[Haskell-cafe] Some thoughts on Type-Directed Name Resolution
Richard O'Keefe
ok at cs.otago.ac.nz
Tue Feb 7 23:56:40 CET 2012
On 8/02/2012, at 2:11 AM, Steve Horne wrote:
> On 06/02/2012 23:58, Richard O'Keefe wrote:
>> On 4/02/2012, at 12:13 AM, Gábor Lehel wrote:
>>> All of this said, record.field is still the most readable, intuitive,
>>> and familiar syntax for selecting a field from a record that I know
>>> of.
>> Having learned COBOL and Algol 68 before Haskell was dreamed of,
>> I regard
>>
>> field OF record
> COBOL in particular isn't a well-known exemplar of readability. It's widely seen as a bad joke. I have used COBOL myself, and largely agree with that, with the proviso that I used COBOL a long time ago and have repressed most of the details.
Like Fortran, COBOL has changed a *lot* since 'a long time ago'.
And if you did want to be fair, I didn't praise any other aspect of COBOL,
only the naturalness and readability of its notation for accessing a field
of a record.
> To be fair, "field OF record" isn't bad in that sense. However, it would defeat the purpose of TDNR - the record isn't first, and therefore cannot be used (given a left-to-right typing direction) as a context to offer member name suggestions.
Yes, but why SHOULD there be a specific typing direction?
ML manages perfectly fine without it.
- #1;
stdIn:1.1-1.3 Error: unresolved flex record
(can't tell what fields there are besides #1)
- #1 (true,3);
val it = true : bool
- #1 (42,"stuff",false);
val it = 42 : int
If a right-to-left "typing direction" works well for #field record
in one language with constrained Hindley-Milner types, why would it
not work well for field¶ record in another language with constrained
Hindley-Milner types?
Why sacrifice readability (field name precedes record) for the sake
of, well, for the sake of what exactly escapes me.
>
> Also, even when I used COBOL (late eightees, early nineties) I'm pretty sure it supported "record.field".
That certainly wasn't the case up to COBOL-85. I don't have a copy of COBOL 2002,
so I can't speak for that, but COBOL 74 and COBOL 85 are the only candidates for those
dates, and they definitely did NOT support record.field. Since '.' is the statement
terminator in COBOL, it's intrinsically unlikely.
(You did *check* a COBOL syntax summary, easily found on the web, before posting? Which?)
> I don't remember using it, but then I don't remember using "OF" either - a side effect of loading one record at a time into working storage and effectively having a separate variable for each field. Anyway, assuming I'm not suffering from worse-than-usual memory, COBOL accepted this common convention.

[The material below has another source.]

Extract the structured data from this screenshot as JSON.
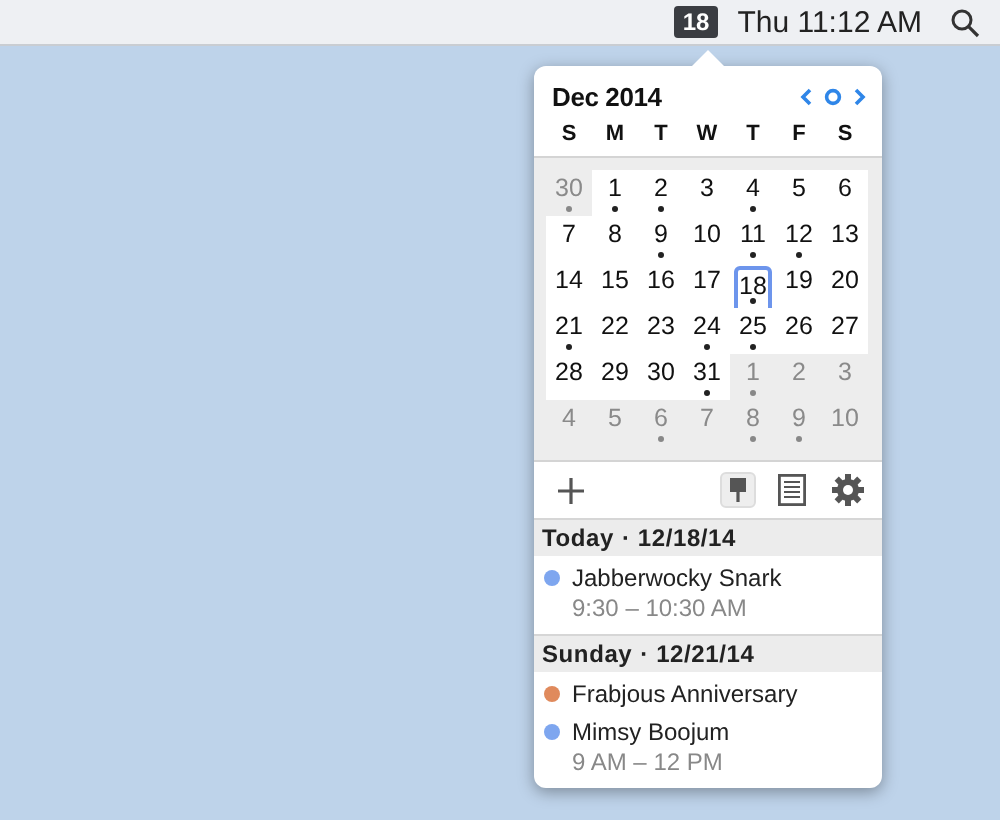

Yes, you are suffering from worse-than-usual memory, and it was common practice in some shops
to use the same field name in multiple records, so that the "CORRESPONDING" language feature
would have some point!
>
> On the more general point of choosing an alternative operator, I agree to a point, but familiarity does count for something. Others will point out that Haskell dares to be different, but it's possible to be too daring and too different. Being different for the sake of being different is for those teenagers who go on about being "random" and whatever else they go on about these days. The success of languages like Java, C# and C++ is based on familiarity.
Using pointy brackets for generic parameters and :: for name scope were not familiar
when C++ introduced them. And there was prior art in other languages for *both* of those.
One common prior practice, relevantly enough, was '.' for name scope.
> I think Haskell should dare to be different when there's a point to that - where necessary based on a principle. We have type classes rather than OOP classes for a principled reason. We have the IO monad rather than effectful functions for a principled reason.
And if C++ can break with prior practice for a practical reason, Haskell can break with prior practice
for the same reason: not breaking existing code, fitting into the existing language structure as well
as practical.
>
> If we don't have traditional field-selection for a principled reason
We don't have it because we don't need it. And we don't need it because traditional field selection
serves two roles: *selecting* one field and *updating* one field. It's a poor way to handle the
latter use case, because one often needs to update more than one field. It's not _that_ good for
the former use case either, if you need to access more than two fields from the same record.
In another functional language that I use, I've noticed what seems to me a marked increase in
readability by switching _away_ from field selection to pattern matching.
> I think that principle is a very weak one. If names can be scoped to modules, to case expressions, to let expressions etc, why not to records? Of course there's a difference, but IMO it's not an important one.
Nobody is arguing against names being scoped to records.
The argument is against using dot for it because dot has too many other uses.
We have already seen quite enough horribly confusing examples in this thread.